Hence, the scientists wondered whether a gene located further away could possibly be influenced by the genetic variation and whether susceptibility for depression could arise that way. In this case, the SLC6A15 gene was identified as a promising candidate. SLC6A15 is involved in the transportation of amino acids like proline and leucine to the contact sites of neurons in the brain, known as synapses. It may therefore be also involved in the regulation of glutamate which is an important excitatory neurotransmitter found in neurons. Leucine is a structural precursor of glutamate. "Because it is assumed that the communication between the neuron clusters is disturbed in depression, we considered whether the gene we had identified could possibly influence this process through glutamate," explains Elisabeth Binder, research group leader at the MPI.
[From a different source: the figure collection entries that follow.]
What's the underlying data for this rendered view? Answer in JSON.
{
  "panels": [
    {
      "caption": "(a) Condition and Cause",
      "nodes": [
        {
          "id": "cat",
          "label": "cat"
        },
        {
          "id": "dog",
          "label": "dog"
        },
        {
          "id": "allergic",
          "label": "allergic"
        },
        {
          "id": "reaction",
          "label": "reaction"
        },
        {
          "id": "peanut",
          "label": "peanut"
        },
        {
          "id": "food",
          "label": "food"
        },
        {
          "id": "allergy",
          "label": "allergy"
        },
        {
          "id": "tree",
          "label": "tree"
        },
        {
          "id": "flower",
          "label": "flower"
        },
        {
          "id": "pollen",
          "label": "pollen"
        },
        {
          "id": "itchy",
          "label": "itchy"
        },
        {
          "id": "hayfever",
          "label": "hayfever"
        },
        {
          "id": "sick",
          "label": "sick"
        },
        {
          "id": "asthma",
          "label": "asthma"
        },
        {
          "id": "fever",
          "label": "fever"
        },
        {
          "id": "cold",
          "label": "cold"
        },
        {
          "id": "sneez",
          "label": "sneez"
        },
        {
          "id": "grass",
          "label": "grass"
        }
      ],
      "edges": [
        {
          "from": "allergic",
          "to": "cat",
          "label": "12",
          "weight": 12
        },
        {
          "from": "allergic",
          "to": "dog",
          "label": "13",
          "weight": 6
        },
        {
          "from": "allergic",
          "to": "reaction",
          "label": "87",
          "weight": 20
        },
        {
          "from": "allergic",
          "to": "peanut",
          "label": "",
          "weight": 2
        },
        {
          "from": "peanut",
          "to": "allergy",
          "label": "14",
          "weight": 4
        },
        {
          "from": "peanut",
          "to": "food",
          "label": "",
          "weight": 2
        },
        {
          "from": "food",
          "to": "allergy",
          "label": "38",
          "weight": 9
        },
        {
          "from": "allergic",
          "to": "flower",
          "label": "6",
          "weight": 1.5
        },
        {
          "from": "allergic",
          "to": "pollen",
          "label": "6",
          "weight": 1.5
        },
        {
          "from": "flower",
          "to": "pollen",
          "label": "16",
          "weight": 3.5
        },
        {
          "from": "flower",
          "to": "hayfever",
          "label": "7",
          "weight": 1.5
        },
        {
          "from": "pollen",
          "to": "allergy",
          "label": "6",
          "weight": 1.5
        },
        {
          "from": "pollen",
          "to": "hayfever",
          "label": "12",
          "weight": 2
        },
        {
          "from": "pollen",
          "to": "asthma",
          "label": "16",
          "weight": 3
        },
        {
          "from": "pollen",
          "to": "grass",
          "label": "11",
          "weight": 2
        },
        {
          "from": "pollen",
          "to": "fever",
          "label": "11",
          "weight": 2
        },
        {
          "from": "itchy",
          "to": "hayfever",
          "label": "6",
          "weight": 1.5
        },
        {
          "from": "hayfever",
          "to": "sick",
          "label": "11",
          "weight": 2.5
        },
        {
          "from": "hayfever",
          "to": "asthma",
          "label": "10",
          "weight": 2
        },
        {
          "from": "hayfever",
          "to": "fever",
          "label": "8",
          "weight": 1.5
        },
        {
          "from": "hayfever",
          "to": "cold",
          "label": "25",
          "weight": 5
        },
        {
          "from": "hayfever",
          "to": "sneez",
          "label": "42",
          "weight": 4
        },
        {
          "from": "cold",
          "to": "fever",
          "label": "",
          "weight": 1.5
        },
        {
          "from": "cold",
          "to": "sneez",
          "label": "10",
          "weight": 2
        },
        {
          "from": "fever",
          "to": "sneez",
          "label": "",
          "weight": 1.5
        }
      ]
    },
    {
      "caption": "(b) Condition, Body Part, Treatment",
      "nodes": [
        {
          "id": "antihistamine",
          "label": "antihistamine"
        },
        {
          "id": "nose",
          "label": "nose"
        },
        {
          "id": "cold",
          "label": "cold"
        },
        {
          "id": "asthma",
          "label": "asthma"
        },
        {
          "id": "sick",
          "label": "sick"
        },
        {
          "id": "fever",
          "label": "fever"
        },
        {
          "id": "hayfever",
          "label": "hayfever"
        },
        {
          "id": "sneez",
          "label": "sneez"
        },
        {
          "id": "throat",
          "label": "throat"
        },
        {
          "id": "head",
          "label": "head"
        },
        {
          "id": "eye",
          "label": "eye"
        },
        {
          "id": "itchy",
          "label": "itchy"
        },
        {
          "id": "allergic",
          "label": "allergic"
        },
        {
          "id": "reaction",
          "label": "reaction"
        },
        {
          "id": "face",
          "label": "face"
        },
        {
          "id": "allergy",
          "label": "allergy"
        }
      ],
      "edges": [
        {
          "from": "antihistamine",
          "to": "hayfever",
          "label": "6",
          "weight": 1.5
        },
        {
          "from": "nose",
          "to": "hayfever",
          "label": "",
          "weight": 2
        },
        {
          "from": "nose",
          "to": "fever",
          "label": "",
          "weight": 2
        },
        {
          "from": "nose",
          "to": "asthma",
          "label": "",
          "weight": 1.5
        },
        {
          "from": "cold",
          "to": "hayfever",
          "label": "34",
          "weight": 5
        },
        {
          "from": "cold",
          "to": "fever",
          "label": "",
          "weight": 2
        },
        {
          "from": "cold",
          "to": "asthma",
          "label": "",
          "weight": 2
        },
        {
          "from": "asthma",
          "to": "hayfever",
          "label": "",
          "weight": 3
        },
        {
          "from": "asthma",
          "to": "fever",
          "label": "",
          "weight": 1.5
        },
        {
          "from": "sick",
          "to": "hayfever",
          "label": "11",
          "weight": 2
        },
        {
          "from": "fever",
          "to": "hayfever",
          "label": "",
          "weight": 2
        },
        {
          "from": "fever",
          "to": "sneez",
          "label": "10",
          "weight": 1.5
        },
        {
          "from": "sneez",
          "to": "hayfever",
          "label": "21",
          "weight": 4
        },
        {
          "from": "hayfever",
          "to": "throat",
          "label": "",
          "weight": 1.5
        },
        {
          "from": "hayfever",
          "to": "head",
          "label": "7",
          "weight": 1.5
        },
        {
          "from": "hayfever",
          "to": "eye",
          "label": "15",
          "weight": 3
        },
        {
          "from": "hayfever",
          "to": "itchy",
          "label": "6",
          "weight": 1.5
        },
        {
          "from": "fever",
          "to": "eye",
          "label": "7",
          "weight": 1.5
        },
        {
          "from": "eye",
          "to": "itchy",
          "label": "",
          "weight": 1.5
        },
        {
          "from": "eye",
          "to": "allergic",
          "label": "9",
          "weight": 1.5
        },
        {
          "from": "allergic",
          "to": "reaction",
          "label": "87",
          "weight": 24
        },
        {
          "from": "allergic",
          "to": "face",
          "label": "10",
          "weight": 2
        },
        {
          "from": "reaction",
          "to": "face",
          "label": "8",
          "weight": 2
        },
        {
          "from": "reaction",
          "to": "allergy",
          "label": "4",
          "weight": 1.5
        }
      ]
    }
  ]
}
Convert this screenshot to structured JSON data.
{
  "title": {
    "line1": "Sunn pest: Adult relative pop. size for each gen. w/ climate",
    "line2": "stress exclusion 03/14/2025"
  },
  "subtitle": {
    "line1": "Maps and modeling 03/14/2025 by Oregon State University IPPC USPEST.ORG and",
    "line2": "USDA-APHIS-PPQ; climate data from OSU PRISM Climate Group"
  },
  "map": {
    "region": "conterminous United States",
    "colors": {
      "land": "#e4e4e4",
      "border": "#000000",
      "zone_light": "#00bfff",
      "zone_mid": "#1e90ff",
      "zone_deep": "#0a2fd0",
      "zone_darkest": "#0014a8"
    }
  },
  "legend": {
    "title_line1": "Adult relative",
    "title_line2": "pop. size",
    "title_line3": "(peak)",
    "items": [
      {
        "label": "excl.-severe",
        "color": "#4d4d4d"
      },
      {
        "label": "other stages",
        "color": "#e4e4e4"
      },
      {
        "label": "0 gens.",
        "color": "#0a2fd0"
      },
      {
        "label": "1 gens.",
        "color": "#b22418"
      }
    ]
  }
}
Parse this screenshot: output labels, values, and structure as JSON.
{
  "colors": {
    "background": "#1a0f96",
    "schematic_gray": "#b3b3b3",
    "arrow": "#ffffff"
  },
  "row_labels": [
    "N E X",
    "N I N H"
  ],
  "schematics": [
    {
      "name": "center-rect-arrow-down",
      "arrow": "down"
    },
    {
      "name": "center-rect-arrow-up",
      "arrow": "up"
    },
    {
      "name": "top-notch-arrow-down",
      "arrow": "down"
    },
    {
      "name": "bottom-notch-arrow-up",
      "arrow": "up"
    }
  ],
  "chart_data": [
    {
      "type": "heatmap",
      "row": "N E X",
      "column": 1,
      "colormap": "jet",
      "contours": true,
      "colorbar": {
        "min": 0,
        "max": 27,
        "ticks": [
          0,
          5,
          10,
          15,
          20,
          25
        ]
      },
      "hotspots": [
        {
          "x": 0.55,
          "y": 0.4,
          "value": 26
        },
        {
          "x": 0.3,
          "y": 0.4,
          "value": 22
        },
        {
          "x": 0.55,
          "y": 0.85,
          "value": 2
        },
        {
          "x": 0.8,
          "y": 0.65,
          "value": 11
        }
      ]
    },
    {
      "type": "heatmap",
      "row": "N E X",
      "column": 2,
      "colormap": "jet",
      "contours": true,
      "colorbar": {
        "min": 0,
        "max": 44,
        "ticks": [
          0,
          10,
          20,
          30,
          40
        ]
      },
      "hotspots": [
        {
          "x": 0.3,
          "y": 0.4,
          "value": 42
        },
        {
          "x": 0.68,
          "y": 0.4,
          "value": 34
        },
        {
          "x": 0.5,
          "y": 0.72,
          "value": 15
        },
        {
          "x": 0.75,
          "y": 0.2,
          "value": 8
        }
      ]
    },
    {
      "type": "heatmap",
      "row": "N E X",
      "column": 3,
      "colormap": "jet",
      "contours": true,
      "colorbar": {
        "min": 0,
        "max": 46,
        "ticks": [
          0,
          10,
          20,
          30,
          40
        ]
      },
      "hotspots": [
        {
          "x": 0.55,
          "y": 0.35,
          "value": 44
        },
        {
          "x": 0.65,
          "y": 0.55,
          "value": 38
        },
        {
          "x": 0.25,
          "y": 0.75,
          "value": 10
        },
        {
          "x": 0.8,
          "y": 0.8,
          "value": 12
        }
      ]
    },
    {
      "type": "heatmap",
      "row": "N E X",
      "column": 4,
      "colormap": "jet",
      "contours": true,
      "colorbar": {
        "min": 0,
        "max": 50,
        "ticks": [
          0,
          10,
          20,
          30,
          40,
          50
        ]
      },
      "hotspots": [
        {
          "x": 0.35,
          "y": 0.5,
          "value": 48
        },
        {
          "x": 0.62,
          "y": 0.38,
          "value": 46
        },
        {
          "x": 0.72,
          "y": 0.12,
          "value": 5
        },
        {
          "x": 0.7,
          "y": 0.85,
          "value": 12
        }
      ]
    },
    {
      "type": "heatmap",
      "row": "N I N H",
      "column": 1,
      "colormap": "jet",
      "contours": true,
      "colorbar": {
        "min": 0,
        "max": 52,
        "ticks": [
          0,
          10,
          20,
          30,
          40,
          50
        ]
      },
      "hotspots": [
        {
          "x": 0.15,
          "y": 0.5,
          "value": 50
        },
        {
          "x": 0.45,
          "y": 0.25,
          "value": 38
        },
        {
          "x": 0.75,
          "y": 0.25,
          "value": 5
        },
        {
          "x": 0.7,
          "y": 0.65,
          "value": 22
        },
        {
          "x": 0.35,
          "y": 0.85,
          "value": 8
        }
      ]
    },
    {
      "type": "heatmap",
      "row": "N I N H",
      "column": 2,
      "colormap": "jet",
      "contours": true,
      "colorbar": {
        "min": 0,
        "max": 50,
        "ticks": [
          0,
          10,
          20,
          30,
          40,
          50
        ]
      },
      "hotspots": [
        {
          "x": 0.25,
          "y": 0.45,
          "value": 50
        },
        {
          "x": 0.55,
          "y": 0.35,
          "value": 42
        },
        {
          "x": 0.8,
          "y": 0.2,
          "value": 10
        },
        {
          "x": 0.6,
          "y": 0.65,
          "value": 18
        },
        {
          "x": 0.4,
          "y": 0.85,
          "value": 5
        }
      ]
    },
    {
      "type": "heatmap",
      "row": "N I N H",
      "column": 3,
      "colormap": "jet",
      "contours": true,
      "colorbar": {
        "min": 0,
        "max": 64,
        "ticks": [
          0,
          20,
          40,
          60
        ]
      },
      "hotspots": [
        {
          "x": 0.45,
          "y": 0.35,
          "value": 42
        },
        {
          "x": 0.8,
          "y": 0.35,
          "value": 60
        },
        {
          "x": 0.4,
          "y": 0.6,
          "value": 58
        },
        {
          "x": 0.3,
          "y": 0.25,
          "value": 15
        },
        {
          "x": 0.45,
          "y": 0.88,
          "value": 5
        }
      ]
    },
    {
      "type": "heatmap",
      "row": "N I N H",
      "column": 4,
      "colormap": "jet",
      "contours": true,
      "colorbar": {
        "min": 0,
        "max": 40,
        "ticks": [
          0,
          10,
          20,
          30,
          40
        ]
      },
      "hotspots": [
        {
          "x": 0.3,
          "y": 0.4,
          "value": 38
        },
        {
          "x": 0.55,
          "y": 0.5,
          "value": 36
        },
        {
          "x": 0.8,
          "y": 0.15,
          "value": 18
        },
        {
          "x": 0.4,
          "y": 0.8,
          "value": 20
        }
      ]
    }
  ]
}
Subsequently, the Max Planck scientists have succeeded in showing that the changes in the DNA sequence located a total of 287,000 bases away from the gene influenced its activity. Therefore, cells of the risk genotype displayed a lower level of gene activity than cells carrying the protective genotype. Moreover, tests carried out using the magnetic resonance imaging scanner confirmed that even healthy subjects who are carriers of the risk allele have smaller amounts of the brain metabolic substances N-acetylaspartate (NAA) and glutamate (Glx) compared to healthy subjects without genetic susceptibility.

Morphological changes such as shrinking of certain brain regions may also arise in the course of major depression. This can eventually be observed in depressive patients. Therefore, in addition to genetic susceptibility, other factors must affect the organism to trigger the development of major depression. Stress is considered as an important environmental factor in the depression and research on this aspect has been carried out for many years at the Max Planck Institute for Psychiatry. It has been found, for example, that the likelihood of developing the disease is raised by a factor of two to three if a person is exposed to chronic social stress.